Chance - Page 232/275

Anthony's eyes grew big with wonder while he listened to these noises. He

became so attentive that he did not notice Mrs. Brown till she actually

stopped before him for a moment to say: "Mrs. Anthony doesn't want any assistance, sir."

* * * * *

This was you understand the voyage before Mr. Powell--young Powell

then--joined the Ferndale; chance having arranged that he should get

his start in life in that particular ship of all the ships then in the

port of London. The most unrestful ship that ever sailed out of any port

on earth. I am not alluding to her sea-going qualities. Mr. Powell

tells me she was as steady as a church. I mean unrestful in the sense,

for instance in which this planet of ours is unrestful--a matter of an

uneasy atmosphere disturbed by passions, jealousies, loves, hates and the

troubles of transcendental good intentions, which, though ethically

valuable, I have no doubt cause often more unhappiness than the plots of

the most evil tendency. For those who refuse to believe in chance he, I

mean Mr. Powell, must have been obviously predestined to add his native

ingenuousness to the sum of all the others carried by the honest ship

Ferndale. He was too ingenuous. Everybody on board was, exception

being made of Mr. Smith who, however, was simple enough in his way, with

that terrible simplicity of the fixed idea, for which there is also

another name men pronounce with dread and aversion. His fixed idea was

to save his girl from the man who had possessed himself of her (I use

these words on purpose because the image they suggest was clearly in Mr.

Smith's mind), possessed himself unfairly of her while he, the father,

was locked up.

"I won't rest till I have got you away from that man," he would murmur to

her after long periods of contemplation.

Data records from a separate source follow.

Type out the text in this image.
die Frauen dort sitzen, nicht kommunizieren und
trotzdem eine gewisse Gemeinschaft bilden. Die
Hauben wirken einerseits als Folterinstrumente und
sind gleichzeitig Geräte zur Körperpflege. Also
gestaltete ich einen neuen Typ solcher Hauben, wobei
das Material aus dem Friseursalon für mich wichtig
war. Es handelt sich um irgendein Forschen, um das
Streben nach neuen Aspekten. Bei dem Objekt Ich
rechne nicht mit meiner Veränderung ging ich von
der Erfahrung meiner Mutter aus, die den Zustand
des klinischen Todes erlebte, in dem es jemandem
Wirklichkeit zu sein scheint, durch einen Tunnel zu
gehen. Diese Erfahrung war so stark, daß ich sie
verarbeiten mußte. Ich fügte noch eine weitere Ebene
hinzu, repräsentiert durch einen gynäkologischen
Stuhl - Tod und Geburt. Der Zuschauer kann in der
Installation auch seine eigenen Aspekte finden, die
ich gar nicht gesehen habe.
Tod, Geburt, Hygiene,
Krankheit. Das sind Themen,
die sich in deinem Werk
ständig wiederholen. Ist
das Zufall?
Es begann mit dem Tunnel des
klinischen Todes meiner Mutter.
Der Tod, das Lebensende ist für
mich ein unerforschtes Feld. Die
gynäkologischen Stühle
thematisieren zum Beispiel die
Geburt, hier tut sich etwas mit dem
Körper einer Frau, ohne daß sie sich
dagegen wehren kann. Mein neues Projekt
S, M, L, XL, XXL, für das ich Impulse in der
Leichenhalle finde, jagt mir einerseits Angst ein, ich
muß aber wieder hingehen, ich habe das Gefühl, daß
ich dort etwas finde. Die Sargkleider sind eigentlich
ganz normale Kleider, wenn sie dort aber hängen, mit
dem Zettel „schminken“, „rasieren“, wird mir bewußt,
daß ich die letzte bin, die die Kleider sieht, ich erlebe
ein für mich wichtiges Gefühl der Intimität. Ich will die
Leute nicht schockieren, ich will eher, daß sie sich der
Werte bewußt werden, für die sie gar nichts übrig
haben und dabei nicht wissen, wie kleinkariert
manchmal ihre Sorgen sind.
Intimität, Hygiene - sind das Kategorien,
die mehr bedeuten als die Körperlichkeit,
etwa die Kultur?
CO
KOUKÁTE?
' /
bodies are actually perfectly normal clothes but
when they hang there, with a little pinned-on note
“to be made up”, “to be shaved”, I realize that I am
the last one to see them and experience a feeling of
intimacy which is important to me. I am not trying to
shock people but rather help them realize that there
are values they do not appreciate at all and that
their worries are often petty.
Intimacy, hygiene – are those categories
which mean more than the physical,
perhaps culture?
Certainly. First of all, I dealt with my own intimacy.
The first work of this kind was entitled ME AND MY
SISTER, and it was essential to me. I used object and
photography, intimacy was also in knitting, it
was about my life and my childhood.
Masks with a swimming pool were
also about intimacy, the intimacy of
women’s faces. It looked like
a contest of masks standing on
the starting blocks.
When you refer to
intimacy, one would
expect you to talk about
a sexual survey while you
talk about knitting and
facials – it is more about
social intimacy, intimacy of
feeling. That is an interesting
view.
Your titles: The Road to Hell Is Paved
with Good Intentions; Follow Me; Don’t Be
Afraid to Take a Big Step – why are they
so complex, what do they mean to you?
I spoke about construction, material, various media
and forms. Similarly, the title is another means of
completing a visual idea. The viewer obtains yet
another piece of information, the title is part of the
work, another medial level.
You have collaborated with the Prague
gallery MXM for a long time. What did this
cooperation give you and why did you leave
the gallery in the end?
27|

We know from Powell how he used

to sit on the skylight near the long deck-chair on which Flora was

reclining, gazing into her face from above with an air of guardianship

and investigation at the same time.

It is almost impossible to say if he ever had considered the event

rationally. The avatar of de Barral into Mr. Smith had not been effected

without a shock--that much one must recognize. It may be that it drove

all practical considerations out of his mind, making room for awful and

precise visions which nothing could dislodge afterwards.

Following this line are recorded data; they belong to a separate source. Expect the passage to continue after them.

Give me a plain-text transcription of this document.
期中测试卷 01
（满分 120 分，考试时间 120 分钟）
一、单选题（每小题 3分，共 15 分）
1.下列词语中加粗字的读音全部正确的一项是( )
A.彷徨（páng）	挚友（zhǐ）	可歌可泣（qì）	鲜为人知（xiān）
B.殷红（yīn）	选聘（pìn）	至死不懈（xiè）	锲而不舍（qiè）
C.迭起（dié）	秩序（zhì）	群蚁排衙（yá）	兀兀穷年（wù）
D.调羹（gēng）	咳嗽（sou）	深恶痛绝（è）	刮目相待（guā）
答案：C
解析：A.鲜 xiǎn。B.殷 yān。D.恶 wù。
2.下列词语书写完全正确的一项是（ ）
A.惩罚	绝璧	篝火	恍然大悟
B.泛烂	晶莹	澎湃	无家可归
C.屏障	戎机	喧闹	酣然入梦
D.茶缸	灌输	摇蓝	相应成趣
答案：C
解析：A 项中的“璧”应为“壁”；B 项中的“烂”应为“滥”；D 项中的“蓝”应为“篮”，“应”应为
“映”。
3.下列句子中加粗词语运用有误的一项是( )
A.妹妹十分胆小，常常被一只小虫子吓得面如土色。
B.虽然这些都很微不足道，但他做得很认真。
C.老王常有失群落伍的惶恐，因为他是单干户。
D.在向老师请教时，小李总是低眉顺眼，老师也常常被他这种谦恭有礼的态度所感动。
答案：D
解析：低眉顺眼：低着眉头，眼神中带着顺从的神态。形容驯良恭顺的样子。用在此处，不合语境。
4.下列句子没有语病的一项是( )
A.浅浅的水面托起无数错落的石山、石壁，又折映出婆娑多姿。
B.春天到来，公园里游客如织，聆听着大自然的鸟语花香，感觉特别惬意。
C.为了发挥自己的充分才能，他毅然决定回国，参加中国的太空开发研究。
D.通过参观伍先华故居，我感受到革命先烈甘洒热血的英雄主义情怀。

And it might have been the tenacity, the unintelligent tenacity, of the

man who had persisted in throwing millions of other people's thrift into

the Lone Valley Railway, the Labrador Docks, the Spotted Leopard Copper

Mine, and other grotesque speculations exposed during the famous de

Barral trial, amongst murmurs of astonishment mingled with bursts of

laughter. For it is in the Courts of Law that Comedy finds its last

refuge in our deadly serious world. As to tears and lamentations, these

were not heard in the august precincts of comedy, because they were

indulged in privately in several thousand homes, where, with a fine

dramatic effect, hunger had taken the place of Thrift.